The European Bank for Reconstruction and Development (EBRD) and the European Union are giving Tunisia’s largest microfinance institution up to TND 15 million to help young entrepreneurs get loans, according to a press release. The money goes to Enda Tamweel, which will lend it to small businesses owned by people under 35 through EBRD’s Youth in Business program. Small and medium companies make up about 90% of Tunisia’s economy but only 40% can get bank loans. The deal also includes training programs and technical help funded by the EU’s sustainable development fund. EBRD has put nearly €2.6 billion into 82 Tunisian projects since starting work there in 2012.
Tunisia’s young people struggle to find jobs or start businesses, even though they make up a large part of the population. The country has faced economic problems since the 2011 revolution that brought down longtime leader Zine El Abidine Ben Ali. Banks are often reluctant to lend to small businesses because they see them as risky investments. Enda Tamweel works with underserved communities and has been operating as Tunisia’s oldest microfinance institution. The organization partners with Enda Inter-Arabe to provide both financial and non-financial services to people who can’t get traditional bank loans.
The financing comes through several EU programs designed to boost private sector development in North Africa and the Mediterranean region. The European Fund for Sustainable Development Plus has €39.8 billion in guarantee capacity from 2021 to 2027, with €22.5 billion earmarked for EU neighborhood countries like Tunisia. EBRD’s Southern and Eastern Mediterranean Multi Donor Account also contributes funding to the project. Young business owners who get loans through Enda Tamweel will also have access to EBRD’s Advice for Small Businesses program, which provides training and mentoring.

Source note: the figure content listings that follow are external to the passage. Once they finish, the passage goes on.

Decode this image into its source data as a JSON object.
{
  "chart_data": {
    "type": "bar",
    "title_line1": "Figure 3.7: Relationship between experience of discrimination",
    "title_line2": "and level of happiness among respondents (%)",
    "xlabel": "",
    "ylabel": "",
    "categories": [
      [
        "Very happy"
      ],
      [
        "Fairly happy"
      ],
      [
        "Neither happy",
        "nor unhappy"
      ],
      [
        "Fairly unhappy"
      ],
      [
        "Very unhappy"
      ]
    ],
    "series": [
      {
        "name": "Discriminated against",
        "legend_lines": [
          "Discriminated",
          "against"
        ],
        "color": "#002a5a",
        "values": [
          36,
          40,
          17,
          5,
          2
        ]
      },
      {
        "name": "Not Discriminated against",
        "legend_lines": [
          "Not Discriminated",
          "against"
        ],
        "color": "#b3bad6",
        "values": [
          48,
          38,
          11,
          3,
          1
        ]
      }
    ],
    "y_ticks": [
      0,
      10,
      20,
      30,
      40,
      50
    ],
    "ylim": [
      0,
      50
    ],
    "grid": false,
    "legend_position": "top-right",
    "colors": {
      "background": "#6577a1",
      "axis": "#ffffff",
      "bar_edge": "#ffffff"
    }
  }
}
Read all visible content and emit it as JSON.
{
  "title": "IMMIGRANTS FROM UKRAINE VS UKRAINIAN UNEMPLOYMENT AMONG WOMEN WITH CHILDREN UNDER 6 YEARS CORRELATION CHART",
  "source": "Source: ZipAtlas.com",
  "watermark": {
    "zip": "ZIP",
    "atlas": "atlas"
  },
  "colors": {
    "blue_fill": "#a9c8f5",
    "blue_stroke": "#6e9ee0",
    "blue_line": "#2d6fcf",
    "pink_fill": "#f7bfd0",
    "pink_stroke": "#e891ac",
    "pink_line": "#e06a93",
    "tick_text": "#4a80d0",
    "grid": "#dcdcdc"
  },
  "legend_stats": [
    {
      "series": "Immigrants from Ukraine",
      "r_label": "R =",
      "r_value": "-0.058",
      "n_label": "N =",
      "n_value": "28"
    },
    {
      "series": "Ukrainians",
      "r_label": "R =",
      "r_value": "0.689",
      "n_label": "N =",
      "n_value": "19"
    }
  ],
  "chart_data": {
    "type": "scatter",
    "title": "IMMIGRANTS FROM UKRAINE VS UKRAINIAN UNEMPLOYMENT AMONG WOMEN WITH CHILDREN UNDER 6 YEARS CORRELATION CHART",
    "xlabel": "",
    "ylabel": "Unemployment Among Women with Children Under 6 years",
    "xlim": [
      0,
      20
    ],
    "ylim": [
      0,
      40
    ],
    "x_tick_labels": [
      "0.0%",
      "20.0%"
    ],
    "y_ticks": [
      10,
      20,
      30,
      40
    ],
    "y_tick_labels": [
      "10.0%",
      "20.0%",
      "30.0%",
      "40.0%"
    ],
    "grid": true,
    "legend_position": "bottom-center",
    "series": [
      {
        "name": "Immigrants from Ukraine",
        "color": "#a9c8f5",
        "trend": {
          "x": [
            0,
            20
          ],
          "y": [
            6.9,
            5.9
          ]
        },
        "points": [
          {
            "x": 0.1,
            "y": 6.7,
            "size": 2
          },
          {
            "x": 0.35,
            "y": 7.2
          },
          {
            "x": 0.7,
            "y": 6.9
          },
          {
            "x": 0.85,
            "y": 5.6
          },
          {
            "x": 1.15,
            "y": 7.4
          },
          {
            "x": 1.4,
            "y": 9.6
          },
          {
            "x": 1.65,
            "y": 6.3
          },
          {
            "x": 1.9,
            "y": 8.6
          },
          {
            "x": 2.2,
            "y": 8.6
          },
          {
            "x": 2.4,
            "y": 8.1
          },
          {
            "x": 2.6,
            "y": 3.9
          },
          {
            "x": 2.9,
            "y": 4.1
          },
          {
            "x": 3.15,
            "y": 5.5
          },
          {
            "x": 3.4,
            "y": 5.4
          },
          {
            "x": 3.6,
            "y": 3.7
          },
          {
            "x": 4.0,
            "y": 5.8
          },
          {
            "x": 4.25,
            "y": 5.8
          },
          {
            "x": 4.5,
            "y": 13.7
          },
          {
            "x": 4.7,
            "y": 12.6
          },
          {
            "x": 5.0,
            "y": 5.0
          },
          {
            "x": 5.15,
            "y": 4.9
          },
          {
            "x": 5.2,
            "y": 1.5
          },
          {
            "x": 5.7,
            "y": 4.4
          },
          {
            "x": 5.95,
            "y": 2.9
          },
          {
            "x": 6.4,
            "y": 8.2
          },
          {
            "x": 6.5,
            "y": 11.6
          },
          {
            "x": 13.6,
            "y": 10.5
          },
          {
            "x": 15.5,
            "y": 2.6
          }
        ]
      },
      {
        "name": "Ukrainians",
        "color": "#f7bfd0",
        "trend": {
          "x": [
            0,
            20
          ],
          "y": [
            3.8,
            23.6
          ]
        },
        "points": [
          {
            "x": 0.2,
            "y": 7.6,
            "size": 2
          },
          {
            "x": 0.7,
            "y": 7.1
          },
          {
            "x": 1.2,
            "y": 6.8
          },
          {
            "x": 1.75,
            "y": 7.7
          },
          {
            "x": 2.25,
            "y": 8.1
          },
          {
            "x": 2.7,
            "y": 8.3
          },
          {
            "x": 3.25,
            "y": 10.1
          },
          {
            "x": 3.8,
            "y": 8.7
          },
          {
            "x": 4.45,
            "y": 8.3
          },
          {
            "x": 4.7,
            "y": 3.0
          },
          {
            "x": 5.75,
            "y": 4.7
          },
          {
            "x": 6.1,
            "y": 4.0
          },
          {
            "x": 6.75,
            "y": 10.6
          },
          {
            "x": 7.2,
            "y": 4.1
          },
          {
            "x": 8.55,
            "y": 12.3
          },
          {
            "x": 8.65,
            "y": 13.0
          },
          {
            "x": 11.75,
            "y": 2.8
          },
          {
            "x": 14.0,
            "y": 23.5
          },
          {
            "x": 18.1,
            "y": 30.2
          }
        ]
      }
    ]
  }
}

The deal aims to prove that Tunisian small businesses can be good investments for the country’s financial sector. About 67% of EBRD’s projects in Tunisia focus on private companies rather than government programs. The bank wants to show local financial institutions that lending to small businesses can be profitable while also helping more people access financial services. This approach could encourage Tunisian banks to expand their own lending to young entrepreneurs and small companies that currently struggle to get funding.